David Levithan, Hold Me Closer: the Tiny Cooper story, Text, 18 March 2015, 200 pp, $19.99 (pbk) ISBN 9781922 182722
Tiny Cooper is the recipient of one of those rather ironic nicknames because, by his own admission, Tiny is big! This is his life, told in the style of a musical comedy, from his birth to when he is sixteen. Not only is Tiny big, he is also gay. He is on the school football team and is subjected to bullying and discrimination. He has had a range of boyfriends none of whom has lasted long and he really wants someone who will care for and about him. Appearing throughout, is a great parade of characters, albeit some of them appear in bit parts only. As Tiny is the focus of the narrative, we tend to see the characters from his point-of-view, although some of them, such as the ex-boyfriends, do try to justify their actions towards Tiny. In many ways, as he tries to make sense of all this, Tiny is just a little boy lost.
The introductory note (written, we are told, by Tiny Cooper) suggests that the ‘musical’ could actually be staged by high schools, for example, a device to give a kind of authenticity to the idea of the book as a stage production. The shiny gold and silver cover, complete with a large star, suggests the glitz and glamour of an ‘over-the-top’ stage show.

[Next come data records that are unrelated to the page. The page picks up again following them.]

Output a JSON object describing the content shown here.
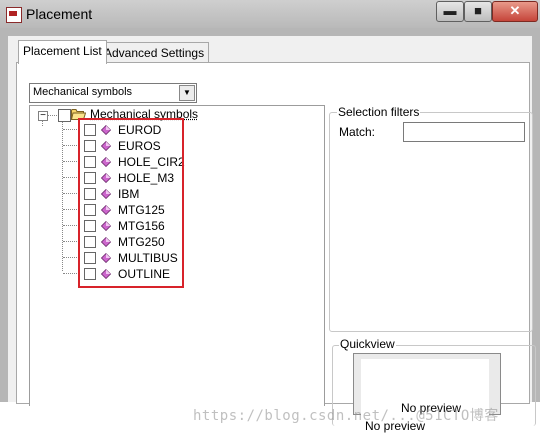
{
  "window": {
    "title": "Placement",
    "controls": {
      "minimize": "▬",
      "maximize": "■",
      "close": "✕"
    }
  },
  "tabs": [
    {
      "label": "Placement List",
      "active": true
    },
    {
      "label": "Advanced Settings",
      "active": false
    }
  ],
  "category_select": {
    "value": "Mechanical symbols",
    "arrow": "▼"
  },
  "tree": {
    "expander": "−",
    "root": {
      "label": "Mechanical symbols",
      "icon": "folder-open-icon",
      "checked": false
    },
    "items": [
      {
        "label": "EUROD",
        "checked": false,
        "icon": "symbol-gem-icon"
      },
      {
        "label": "EUROS",
        "checked": false,
        "icon": "symbol-gem-icon"
      },
      {
        "label": "HOLE_CIR2",
        "checked": false,
        "icon": "symbol-gem-icon"
      },
      {
        "label": "HOLE_M3",
        "checked": false,
        "icon": "symbol-gem-icon"
      },
      {
        "label": "IBM",
        "checked": false,
        "icon": "symbol-gem-icon"
      },
      {
        "label": "MTG125",
        "checked": false,
        "icon": "symbol-gem-icon"
      },
      {
        "label": "MTG156",
        "checked": false,
        "icon": "symbol-gem-icon"
      },
      {
        "label": "MTG250",
        "checked": false,
        "icon": "symbol-gem-icon"
      },
      {
        "label": "MULTIBUS",
        "checked": false,
        "icon": "symbol-gem-icon"
      },
      {
        "label": "OUTLINE",
        "checked": false,
        "icon": "symbol-gem-icon"
      }
    ]
  },
  "selection_filters": {
    "title": "Selection filters",
    "match_label": "Match:",
    "match_value": ""
  },
  "quickview": {
    "title": "Quickview",
    "preview_text_1": "No preview",
    "preview_text_2": "No preview"
  },
  "watermark": "https://blog.csdn.net/...@51CTO博客",
  "colors": {
    "highlight": "#d8232a",
    "gem": "#cc66cc"
  }
}
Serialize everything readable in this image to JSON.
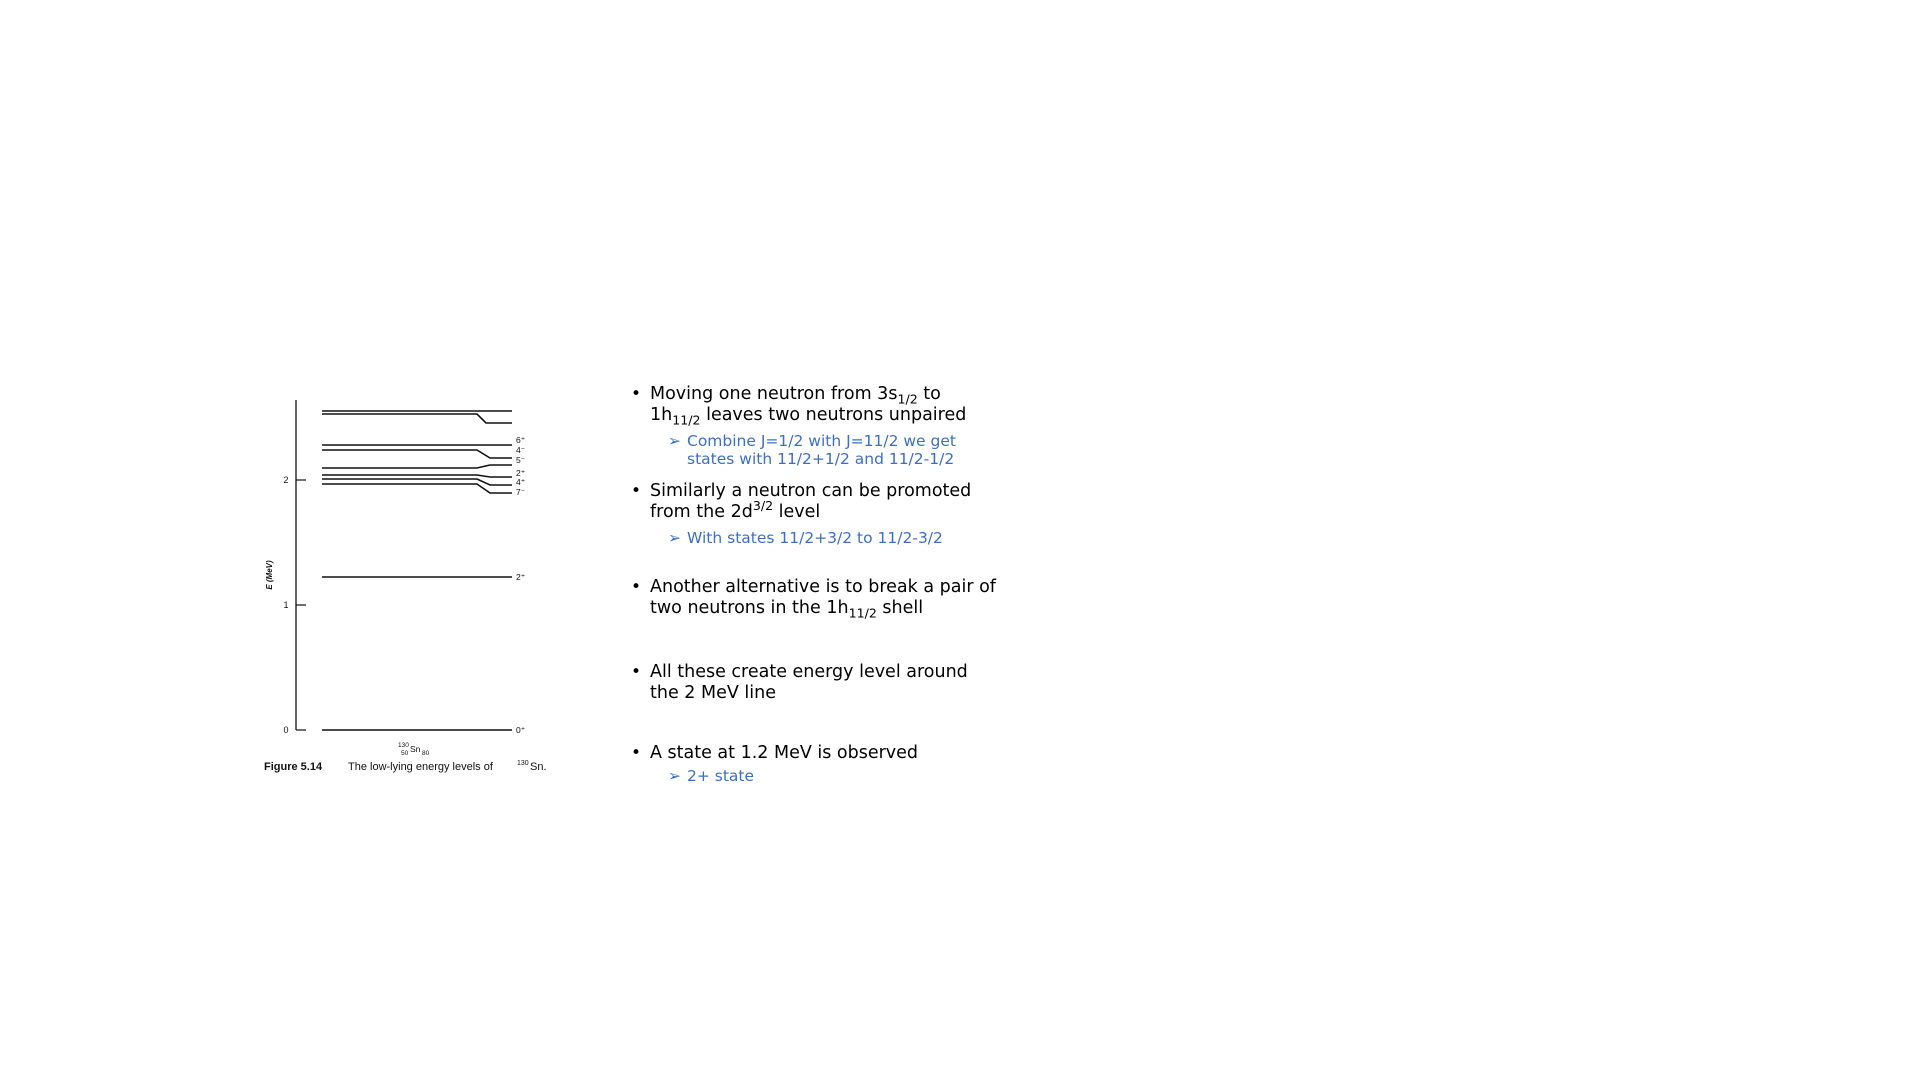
{
  "figure": {
    "axis_label": "E (MeV)",
    "y_ticks": [
      "0",
      "1",
      "2"
    ],
    "nucleus_label": {
      "mass": "130",
      "atomic": "50",
      "symbol": "Sn",
      "neutron": "80"
    },
    "caption": {
      "number": "Figure 5.14",
      "text": "The low-lying energy levels of",
      "mass": "130",
      "symbol": "Sn."
    },
    "levels": [
      {
        "energy": 0.0,
        "label": "0⁺"
      },
      {
        "energy": 1.22,
        "label": "2⁺"
      },
      {
        "energy": 1.95,
        "label": "7⁻"
      },
      {
        "energy": 1.99,
        "label": "4⁺"
      },
      {
        "energy": 2.03,
        "label": "2⁺"
      },
      {
        "energy": 2.08,
        "label": "5⁻"
      },
      {
        "energy": 2.22,
        "label": "4⁻"
      },
      {
        "energy": 2.26,
        "label": "6⁺"
      },
      {
        "energy": 2.43,
        "label": ""
      },
      {
        "energy": 2.46,
        "label": ""
      }
    ]
  },
  "bullets": [
    {
      "main": {
        "p1": "Moving one neutron from 3s",
        "s1": "1/2",
        "p2": " to",
        "p3": "1h",
        "s2": "11/2",
        "p4": " leaves two neutrons unpaired"
      },
      "subs": [
        {
          "arrow": "➢",
          "l1": "Combine J=1/2 with J=11/2 we get",
          "l2": "states with 11/2+1/2 and 11/2-1/2"
        }
      ]
    },
    {
      "main": {
        "p1": "Similarly a neutron can be promoted",
        "p2": "from the 2d",
        "s1": "3/2",
        "p3": " level"
      },
      "subs": [
        {
          "arrow": "➢",
          "l1": "With states 11/2+3/2 to 11/2-3/2"
        }
      ]
    },
    {
      "main": {
        "p1": "Another alternative is to break a pair of",
        "p2": "two neutrons in the 1h",
        "s1": "11/2",
        "p3": " shell"
      }
    },
    {
      "main": {
        "p1": "All these create energy level around",
        "p2": "the 2 MeV line"
      }
    },
    {
      "main": {
        "p1": "A state at 1.2 MeV is observed"
      },
      "subs": [
        {
          "arrow": "➢",
          "l1": "2+ state"
        }
      ]
    }
  ]
}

The book moves with a kind of frenetic pace which mirrors a musical. The whole book is set out rather like a libretto for a musical, complete with stage directions. It might well be that the format will limit the audience somewhat as it certainly isn’t a straightforward narrative. There are multiple changes in narrative style with scenes ‘spoken’ directly to the audience ostensibly watching the musical (and thus the reader); there are songs with the way they are to be performed added (eg ‘in full disco tilt’) and there is spoken dialogue between various characters. Some of the language, while not offensive, does require a mature readership.
The book does promote tolerance and understanding, asking both the characters in the book and those reading it, to accept people for what they are. It urges respecting people for what they are. Appearing from time to time is the Ghost of Oscar Wilde, emblematic of the effects of intolerance, who offers advice to Tiny. The football team stands up to the bullies, declaring their support for Tiny, declaring they don’t feel threatened by him and expressing the willingness to have him on the team.
The whole thing is big, brassy and brash but with an underlying poignancy – a bit like Tiny himself, really.